If the stock stayed the same and/or stayed below the strike price of $56/share, then Luigi would not be able to exercise his option (he cannot exercise unless the stock goes above his strike price). You get to keep your 100 shares and the $86 that you sold the contract for. The contract expires worthless in about 30 days, and Luigi loses out on his $86 of coin.
The goal for this strategy is to NOT have your shares get “called away”. However, if they do get called away, then you still profit. If you can consistently collect $86/month on your $5500 investment, then this would be equivalent to collecting a 19% dividend ($86 x 12 months, all divided by $5500, then multiplied by 100%). If you manage to keep your shares for the entire 12-months, then you still get to collect your 4.5% dividend, for a total return of 23.5% annual return on investment. Not bad, right?!
In Conclusion
Remember that when you sell one (1) call option, you need to own 100 shares of the stock in order for it to be considered “covered”. If you sell two (2) call options, you will need to first own 200 shares, and so-on. If you do not own the shares before making the trade, this would be considered “writing a NAKED call”, which is a dangerous strategy that I do not recommend.
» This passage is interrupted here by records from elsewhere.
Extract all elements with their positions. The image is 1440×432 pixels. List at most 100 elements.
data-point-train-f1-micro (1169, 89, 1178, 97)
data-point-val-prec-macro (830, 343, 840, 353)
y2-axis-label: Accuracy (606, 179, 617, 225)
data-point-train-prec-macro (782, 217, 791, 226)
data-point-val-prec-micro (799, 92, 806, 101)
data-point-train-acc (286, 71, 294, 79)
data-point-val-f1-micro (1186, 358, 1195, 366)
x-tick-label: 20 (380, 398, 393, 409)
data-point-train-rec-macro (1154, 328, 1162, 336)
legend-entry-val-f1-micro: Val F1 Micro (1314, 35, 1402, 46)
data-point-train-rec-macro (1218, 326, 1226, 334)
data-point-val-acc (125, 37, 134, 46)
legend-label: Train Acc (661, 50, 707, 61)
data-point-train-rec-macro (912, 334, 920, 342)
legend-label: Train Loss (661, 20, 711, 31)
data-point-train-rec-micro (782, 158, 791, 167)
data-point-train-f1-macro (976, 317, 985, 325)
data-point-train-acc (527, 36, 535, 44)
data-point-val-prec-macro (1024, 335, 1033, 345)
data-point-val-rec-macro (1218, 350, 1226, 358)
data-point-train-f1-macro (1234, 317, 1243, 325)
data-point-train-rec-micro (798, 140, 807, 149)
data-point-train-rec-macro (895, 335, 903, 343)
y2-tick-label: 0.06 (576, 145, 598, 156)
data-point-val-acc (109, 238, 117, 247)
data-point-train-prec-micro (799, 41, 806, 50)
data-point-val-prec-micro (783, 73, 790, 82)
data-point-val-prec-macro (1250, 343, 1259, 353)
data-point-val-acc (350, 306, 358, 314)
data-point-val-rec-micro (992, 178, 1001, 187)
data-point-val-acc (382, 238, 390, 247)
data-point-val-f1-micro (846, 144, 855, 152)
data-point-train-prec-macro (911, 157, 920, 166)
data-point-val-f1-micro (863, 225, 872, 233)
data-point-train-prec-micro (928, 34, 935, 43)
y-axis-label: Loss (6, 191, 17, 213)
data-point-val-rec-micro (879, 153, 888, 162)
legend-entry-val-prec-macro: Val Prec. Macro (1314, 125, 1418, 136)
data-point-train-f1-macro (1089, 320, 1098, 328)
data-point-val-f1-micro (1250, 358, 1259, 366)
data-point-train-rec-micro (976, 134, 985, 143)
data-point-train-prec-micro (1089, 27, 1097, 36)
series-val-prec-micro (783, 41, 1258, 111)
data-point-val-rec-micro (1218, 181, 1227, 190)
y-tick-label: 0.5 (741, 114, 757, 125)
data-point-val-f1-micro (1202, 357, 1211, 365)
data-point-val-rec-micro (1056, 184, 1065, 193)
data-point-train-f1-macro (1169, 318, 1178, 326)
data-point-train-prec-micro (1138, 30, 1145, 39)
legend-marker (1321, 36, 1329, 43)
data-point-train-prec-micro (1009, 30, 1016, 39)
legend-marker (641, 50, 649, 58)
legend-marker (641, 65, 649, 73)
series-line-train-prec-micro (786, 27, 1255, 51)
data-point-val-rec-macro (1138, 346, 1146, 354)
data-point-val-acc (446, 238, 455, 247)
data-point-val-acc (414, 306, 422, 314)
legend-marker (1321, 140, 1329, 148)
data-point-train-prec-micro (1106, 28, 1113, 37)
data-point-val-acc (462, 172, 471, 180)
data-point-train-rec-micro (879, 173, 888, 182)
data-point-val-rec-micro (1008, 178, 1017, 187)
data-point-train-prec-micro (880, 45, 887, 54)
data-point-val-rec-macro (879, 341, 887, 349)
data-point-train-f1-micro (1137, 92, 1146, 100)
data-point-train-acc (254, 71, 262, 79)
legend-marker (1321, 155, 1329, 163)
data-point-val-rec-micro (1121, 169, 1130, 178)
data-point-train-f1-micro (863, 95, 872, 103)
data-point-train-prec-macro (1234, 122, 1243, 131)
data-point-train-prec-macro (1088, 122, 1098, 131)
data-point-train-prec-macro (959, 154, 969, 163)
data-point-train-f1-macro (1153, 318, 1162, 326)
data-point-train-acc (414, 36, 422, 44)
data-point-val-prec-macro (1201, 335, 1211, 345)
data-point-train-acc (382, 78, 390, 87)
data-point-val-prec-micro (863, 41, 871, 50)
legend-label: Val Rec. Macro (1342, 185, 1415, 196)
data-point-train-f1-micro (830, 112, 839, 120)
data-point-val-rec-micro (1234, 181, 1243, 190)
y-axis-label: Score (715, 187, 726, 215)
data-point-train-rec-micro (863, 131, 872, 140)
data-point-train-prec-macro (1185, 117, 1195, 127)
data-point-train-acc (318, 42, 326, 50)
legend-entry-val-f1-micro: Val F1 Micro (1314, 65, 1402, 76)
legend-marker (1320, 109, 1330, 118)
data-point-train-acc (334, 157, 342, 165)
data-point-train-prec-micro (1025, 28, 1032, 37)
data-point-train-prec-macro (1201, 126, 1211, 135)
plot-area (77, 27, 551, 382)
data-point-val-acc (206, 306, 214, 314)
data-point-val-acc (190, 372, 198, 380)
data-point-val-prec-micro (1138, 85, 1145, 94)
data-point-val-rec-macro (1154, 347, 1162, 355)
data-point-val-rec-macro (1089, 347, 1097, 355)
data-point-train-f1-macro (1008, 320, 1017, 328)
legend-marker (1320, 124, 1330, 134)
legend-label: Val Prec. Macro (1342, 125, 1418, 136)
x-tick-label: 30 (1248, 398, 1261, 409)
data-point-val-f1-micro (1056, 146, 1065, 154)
If you happen to own 100+ shares of a stock you enjoy holding onto for long periods of time, this may be a good strategy for you. Just MAKE SURE you own 100 shares for each call option contract you sell, and enjoy collecting better dividends!
Disclaimer: We here at skillbuilderdad.com are neither financial advisors nor professionals. This article expresses the opinions from the personnel at skillbuilderdad.com, and is for inspirational and educational purposes only. The investment decisions you choose to make are 100% YOUR responsibility. Investing of any kind involves risk, and options trading can involve BIG risk with BIG losses. It is recommend that you consult a financial advisor before making any trades.